“Yüz yılın hesaplaşmalarıyla karşı karşıyayız\"

“Yüz yılın hesaplaşmalarıyla karşı karşıyayız\"
Güncelleme:

Yeni Şafak GYY İbrahim Karagül de Başbakan Ahmet Davutoğlu'nun toplantısına katılan isimlerden biriydi. Davutoğlu'nun toplantının başında söylediği cünle Karagül'ün gözlerinin parlamasına yol açmış.İşte o yazı:

“Yüz yılın hesaplaşmalarıyla karşı karşıyayız" dedi Başbakan Ahmet Davutoğlu. Gazetelerin Genel Yayın Yönetmenleriyle önceki akşam Dolmabahçe'de yaptığı toplantının girişinde sarfettiği bu cümle, gözlerimin birden parlamasına yol açtı.
Yayınladığım ilk kitabın adı “Yüzyıllık Kuşatma", ikincisinin adı “Yüzyıllık Hesaplaşma" idi.

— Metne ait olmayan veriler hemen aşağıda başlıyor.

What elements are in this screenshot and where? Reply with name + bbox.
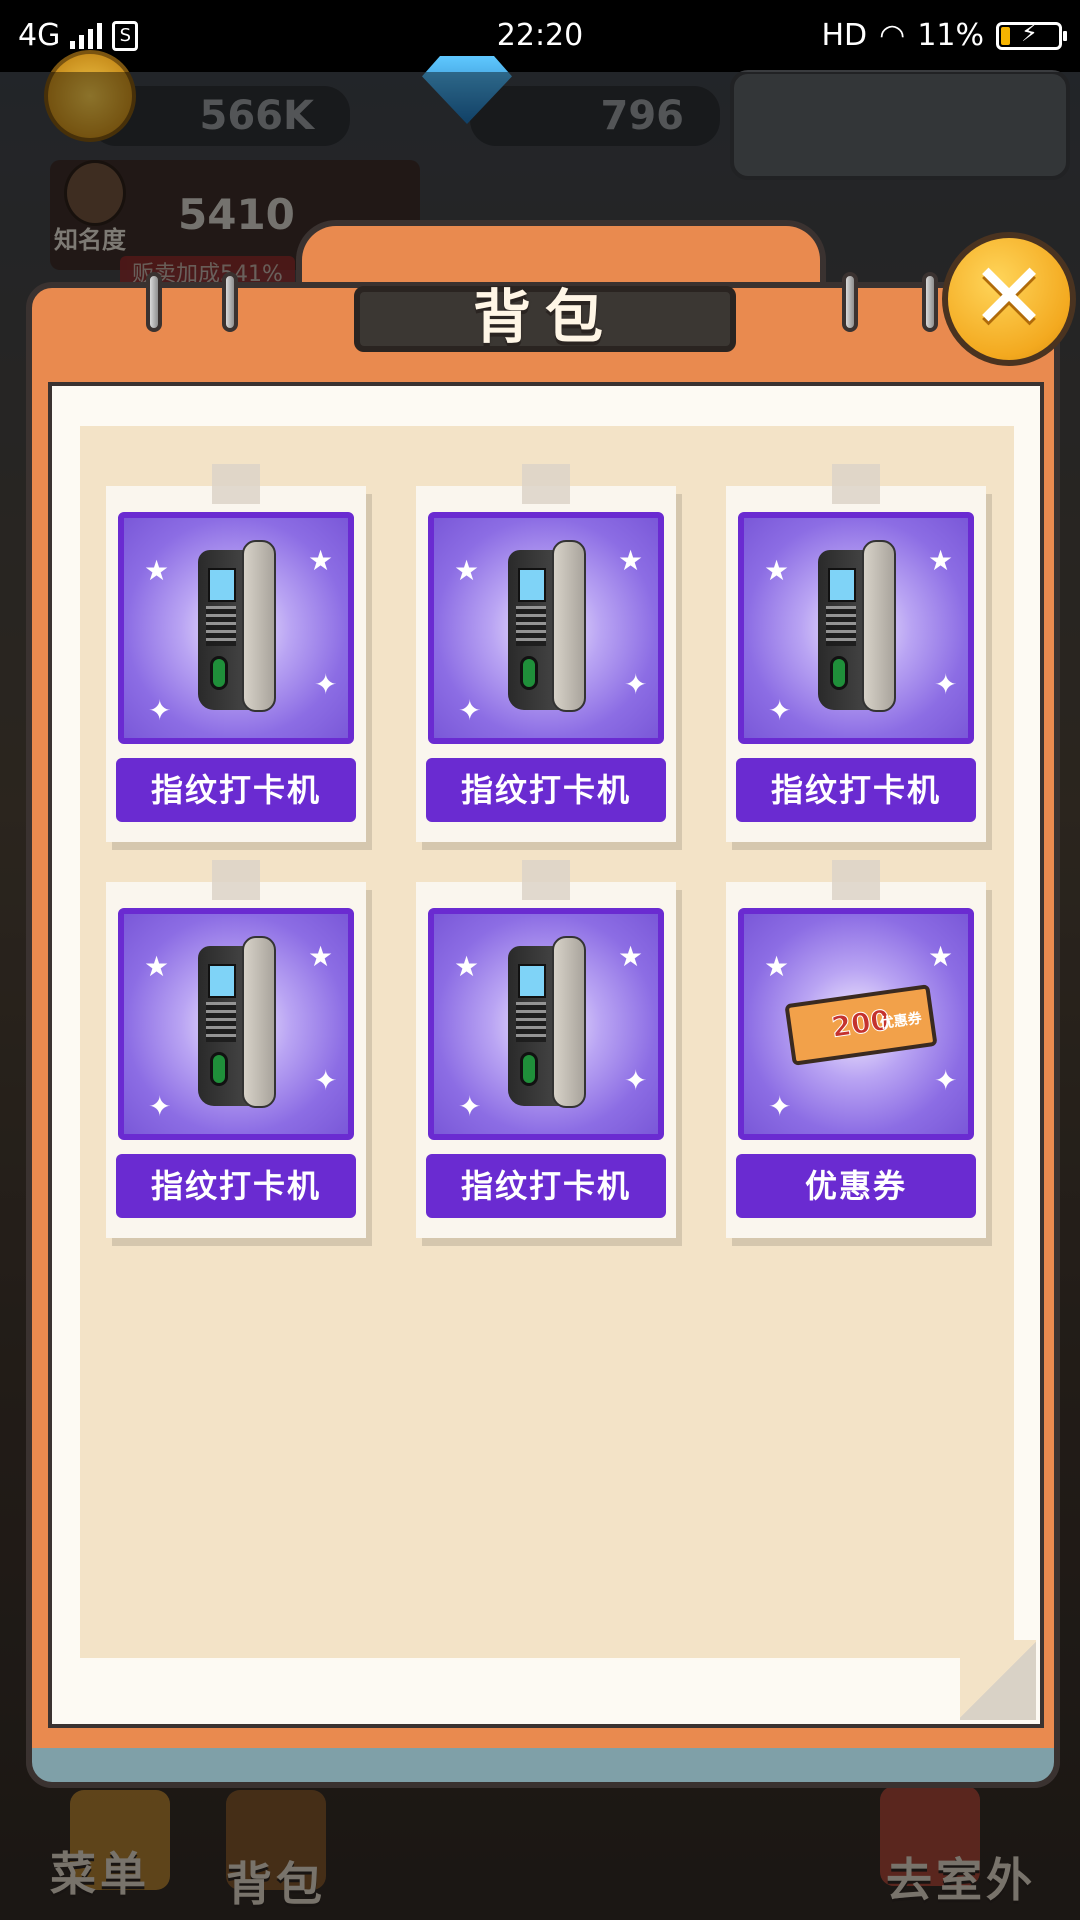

Coğrafyaya yönelen, Birinci Dünya Savaşı boyutunda bir istila projesine inanıyorum, kuşatma bu. Hesaplaşma ise, coğrafyanın yerel dinamiklerinin kendini savunma arayışı ve istilacı projelerle hesaplaşma arayışını yansıtıyordu. Üçüncü kitabın adını da “Yüzyıllık Zafer" koymayı düşünüyordum.
İşte bu yüzden Son İstiklal Savaşı ifadesini özellikle kullanıyorum. İşte bu yüzden bugün yaşananların Birinci Dünya Savaşı sonrası ikinci dizayn olduğunu ve bizim yüzyıl sonra ilk kez bağımsızlık mücadelesi verdiğimizi düşünüyorum.
İç işgal ve o büyük ihale
Davutoğlu'nu dinlerken, kendim dahil, coğrafyanın tarihsel duruşundan hareket edenlerin aynı kaygılara sahip olduğunu, amaçlarının aynı olduğunu gördüm. Dolayısıyla son on yıldır bölgeyi okuma biçimimin büyük oranda doğru olduğunu farkettim.
Son günlerde yazdığım Kuzey Kuşağı'na müdahale edilmesine yönelik yazılar, “İç işgal" başlıklı yazılar, Kürt milliyetçiliği ve Alevilik üzerinden Türkiye karşıtı cephe inşa edildiğine yönelik yazılar, “sınırlar değiştiğinde müdahale bile edemeyeceksiniz" şeklindeki serzenişler bu yüzdendi.
Terörü bile eleştiremiyor!
Aydın Doğan grubunun bütün bu şer cephesinin pazarlamasını yaptığına yönelik yazılarım hiçbir zaman kişisel olmadı. Şahsımla ilgili son açıklamalarından sonra, bu konuda daha çok yazı yazacağımı, bu grubun Türkiye ile savaşan yapıları nasıl besleyip desteklediğini tartışmaya devam edeceğimi burada not edeyim.
Çünkü onlar kurulan Türkiye karşıtı cephenin, daha çok örgütler üzerinden şekillendirilen cephenin en büyük ihalesini aldılar. Onların pazarladığı Selahattin Demirtaş her konuştuğunda bu ülkede insanlar ölür oldu. Onların himaye ettiği yapılar Türkiye'ye savaş ilan etti ve bu halde bile o yapıları hakkıyla eleştirmekten kaçınıyorlar, iki yüzlü bir tavır sergiliyorlar.
Birileri örgütleri tek çatı altında topluyor
Davutoğlu ile sohbetin konusu, son terör saldırıları, içeride ve dışarıda başlatılan operasyonlardı. Türkiye aynı anda iki hatta üç ayrı terör grubuna müdahale ediyordu ve bunu yaparken de içeride kapsamlı operasyonlar yürütüyordu. Bu üç cephelik operasyon aslında tek bir operasyondu ama müthiş bir koordinasyon dikkat çekiyordu.
Daha önce böyle bir organizasyona tanık olmamıştım. PKK, DHKP-C, IŞİD ve MLKP gibi örgütleri birileri tek çatı altında topluyordu çünkü. Dolayısıyla Türkiye için tam anlamıyla bir “öz savunma hali" söz konusuydu. Ben buna “vatan savunması" diyorum. Söz konusu vatansa her birimizin bulunduğu bütün siyasi cephelerin birer teferruat olduğunu düşünüyorum. Dolayısıyla bu öz savunma döneminde herkesin durduğu yeri, pozisyonu tereddütsüz bir şekilde belirlemesi gerektiğine inanıyorum.